Haz rodar la maleta por el suelo. Levántala por las asas superior y lateral. Extiende y retrae el asa telescópica. Si la funda permanece en su sitio y las ruedas giran libremente, ya estás listo. Si el material queda estirado en las esquinas, el cierre no llega a encajar o la funda bloquea alguna de las asas, revisa el tamaño antes de viajar.

Esta prueba rápida también te ayuda a aprender la forma más rápida de ponértelo y quitártelo. Resulta útil cuando tienes que acceder a la etiqueta de un equipaje, abrir la maleta o moverte por el vestíbulo de un hotel abarrotado sin perder tiempo.

Errores habituales de dimensionamiento que hay que evitar

El mayor error es elegir una maleta basándose únicamente en su capacidad. Los litros indican la cantidad que puede contener la maleta, pero no proporcionan información suficiente sobre sus dimensiones exteriores. Dos maletas de 90 litros pueden tener alturas, anchuras y formas de carcasa muy diferentes.

Pesar una maleta cuando está demasiado llena puede provocar el problema contrario, sobre todo en el caso de las maletas blandas, que se comprimen una vez que se han llenado de forma más habitual.

También resulta tentador elegir una talla más pequeña para conseguir un aspecto elegante. Una funda debe tener un aspecto a medida, pero forzar una talla más pequeña puede tensar la tela y hacer que su uso diario resulte frustrante. Un ajuste perfecto se consigue cuando las medidas coinciden, y no con la funda más ajustada posible.

Un ajuste más inteligente para cada tipo de viajero

Los viajeros de negocios habituales suelen preferir un diseño sencillo y profesional, así como un acceso rápido al asa entre un vuelo y otro. Las familias suelen beneficiarse de fundas de colores vivos y fáciles de reconocer, que facilitan la identificación de varias maletas facturadas. Los responsables de equipos y los coordinadores de eventos deben probar una muestra de maleta del grupo antes de realizar un pedido más grande, sobre todo si las maletas proceden de varios fabricantes.
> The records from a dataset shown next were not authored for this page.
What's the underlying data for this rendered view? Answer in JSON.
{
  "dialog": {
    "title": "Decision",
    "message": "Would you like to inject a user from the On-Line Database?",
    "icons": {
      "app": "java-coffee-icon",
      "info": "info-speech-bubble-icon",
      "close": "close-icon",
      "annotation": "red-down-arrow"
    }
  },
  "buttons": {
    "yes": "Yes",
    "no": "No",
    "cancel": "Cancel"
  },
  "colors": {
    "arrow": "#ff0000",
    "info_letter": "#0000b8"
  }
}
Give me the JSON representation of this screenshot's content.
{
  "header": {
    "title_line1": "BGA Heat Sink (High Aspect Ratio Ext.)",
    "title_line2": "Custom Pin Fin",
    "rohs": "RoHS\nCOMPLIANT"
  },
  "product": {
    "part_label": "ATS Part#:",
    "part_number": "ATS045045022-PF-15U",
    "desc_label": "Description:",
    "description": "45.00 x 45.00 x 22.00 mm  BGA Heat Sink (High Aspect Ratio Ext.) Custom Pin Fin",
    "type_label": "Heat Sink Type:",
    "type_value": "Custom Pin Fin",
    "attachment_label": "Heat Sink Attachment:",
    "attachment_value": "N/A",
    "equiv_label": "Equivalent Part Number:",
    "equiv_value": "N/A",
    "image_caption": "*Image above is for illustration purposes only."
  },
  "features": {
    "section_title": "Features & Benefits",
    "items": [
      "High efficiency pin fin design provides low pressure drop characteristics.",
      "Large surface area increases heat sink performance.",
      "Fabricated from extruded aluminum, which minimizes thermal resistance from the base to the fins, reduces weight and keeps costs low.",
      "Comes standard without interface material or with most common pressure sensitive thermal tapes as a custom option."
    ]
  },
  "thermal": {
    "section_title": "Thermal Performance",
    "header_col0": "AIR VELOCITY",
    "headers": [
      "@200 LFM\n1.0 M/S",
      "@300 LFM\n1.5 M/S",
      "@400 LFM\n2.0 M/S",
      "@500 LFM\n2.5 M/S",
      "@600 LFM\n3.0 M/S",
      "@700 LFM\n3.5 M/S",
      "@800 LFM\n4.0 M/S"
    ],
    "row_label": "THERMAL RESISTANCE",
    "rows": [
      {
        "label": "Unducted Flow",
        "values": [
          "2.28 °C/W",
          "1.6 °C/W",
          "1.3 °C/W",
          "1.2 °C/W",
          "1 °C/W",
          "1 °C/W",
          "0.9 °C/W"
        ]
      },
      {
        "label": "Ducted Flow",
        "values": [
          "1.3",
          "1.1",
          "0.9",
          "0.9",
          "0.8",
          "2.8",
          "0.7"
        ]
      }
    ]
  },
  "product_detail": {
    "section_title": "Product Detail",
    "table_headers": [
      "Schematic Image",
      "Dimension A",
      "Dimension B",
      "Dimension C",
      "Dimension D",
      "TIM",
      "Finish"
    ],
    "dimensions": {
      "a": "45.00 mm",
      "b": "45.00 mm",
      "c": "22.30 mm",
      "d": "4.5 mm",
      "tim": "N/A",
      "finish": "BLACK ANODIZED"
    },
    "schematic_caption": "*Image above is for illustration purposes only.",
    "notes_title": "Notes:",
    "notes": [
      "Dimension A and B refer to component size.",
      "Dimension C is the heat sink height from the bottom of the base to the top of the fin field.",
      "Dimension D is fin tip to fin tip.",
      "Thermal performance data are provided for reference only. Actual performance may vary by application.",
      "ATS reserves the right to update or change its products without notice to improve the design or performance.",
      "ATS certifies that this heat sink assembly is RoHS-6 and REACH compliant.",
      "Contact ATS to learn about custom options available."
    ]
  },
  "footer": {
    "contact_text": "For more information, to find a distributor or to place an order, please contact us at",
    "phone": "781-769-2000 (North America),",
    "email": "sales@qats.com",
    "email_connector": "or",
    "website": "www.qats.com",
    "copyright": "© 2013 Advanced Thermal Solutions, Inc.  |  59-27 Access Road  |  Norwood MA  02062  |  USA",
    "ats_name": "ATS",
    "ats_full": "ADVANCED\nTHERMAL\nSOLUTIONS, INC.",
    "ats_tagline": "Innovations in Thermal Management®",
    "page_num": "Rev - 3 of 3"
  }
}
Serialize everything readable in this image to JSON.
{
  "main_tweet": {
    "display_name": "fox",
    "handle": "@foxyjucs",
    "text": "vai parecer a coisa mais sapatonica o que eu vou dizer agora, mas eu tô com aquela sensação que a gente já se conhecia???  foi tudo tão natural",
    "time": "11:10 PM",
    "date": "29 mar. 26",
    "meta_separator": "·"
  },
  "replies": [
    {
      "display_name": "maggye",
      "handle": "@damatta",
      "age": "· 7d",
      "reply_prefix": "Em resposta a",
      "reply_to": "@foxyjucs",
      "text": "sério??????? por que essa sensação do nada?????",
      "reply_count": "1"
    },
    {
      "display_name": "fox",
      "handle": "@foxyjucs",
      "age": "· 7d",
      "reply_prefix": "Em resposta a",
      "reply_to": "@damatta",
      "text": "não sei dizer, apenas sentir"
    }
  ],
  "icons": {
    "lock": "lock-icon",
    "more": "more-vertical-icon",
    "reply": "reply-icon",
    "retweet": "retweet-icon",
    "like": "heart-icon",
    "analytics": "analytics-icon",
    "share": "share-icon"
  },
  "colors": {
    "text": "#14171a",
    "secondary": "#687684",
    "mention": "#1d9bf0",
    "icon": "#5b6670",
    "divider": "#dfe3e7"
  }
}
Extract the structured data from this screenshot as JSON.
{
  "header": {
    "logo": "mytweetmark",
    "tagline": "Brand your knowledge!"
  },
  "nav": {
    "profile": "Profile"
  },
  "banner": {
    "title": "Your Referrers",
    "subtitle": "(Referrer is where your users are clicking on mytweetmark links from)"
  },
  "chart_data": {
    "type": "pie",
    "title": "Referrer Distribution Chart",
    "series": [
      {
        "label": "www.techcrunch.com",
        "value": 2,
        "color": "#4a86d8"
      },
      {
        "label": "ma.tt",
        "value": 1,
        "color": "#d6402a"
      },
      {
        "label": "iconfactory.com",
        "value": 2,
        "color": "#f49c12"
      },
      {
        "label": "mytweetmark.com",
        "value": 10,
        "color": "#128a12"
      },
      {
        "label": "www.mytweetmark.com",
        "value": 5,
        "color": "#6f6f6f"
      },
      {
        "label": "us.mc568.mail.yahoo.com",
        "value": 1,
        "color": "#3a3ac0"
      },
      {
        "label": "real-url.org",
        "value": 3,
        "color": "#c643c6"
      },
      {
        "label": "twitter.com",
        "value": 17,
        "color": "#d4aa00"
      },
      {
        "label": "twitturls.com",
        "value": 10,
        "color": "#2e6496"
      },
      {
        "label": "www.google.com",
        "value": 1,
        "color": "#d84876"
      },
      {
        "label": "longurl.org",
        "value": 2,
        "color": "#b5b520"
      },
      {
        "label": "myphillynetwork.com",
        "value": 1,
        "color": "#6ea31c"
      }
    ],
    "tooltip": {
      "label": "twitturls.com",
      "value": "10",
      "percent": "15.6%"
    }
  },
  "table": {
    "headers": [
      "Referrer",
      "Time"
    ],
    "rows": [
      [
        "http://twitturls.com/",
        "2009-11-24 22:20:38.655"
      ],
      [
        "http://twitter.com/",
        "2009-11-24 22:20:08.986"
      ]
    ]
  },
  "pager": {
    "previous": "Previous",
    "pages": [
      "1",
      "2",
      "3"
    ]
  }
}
En el caso de los artículos de viaje personalizados, es aún más importante que el tamaño sea el adecuado. Un logotipo luce mejor cuando la funda se ajusta bien a la maleta, sin estirarse en exceso en la parte delantera ni formar pliegues en los laterales. The Luggage Wrap convierte este ajuste práctico en una imagen de viaje más cuidada, tanto si la maleta pertenece a un solo viajero como a todo un equipo.

Toma las medidas una vez, compáralas con la tabla correspondiente y comprueba que todo encaja antes de salir de viaje. Tu maleta rodará mejor, tendrá un aspecto más impecable y te resultará mucho más fácil reconocerla cuando por fin llegue el momento de volver a casa.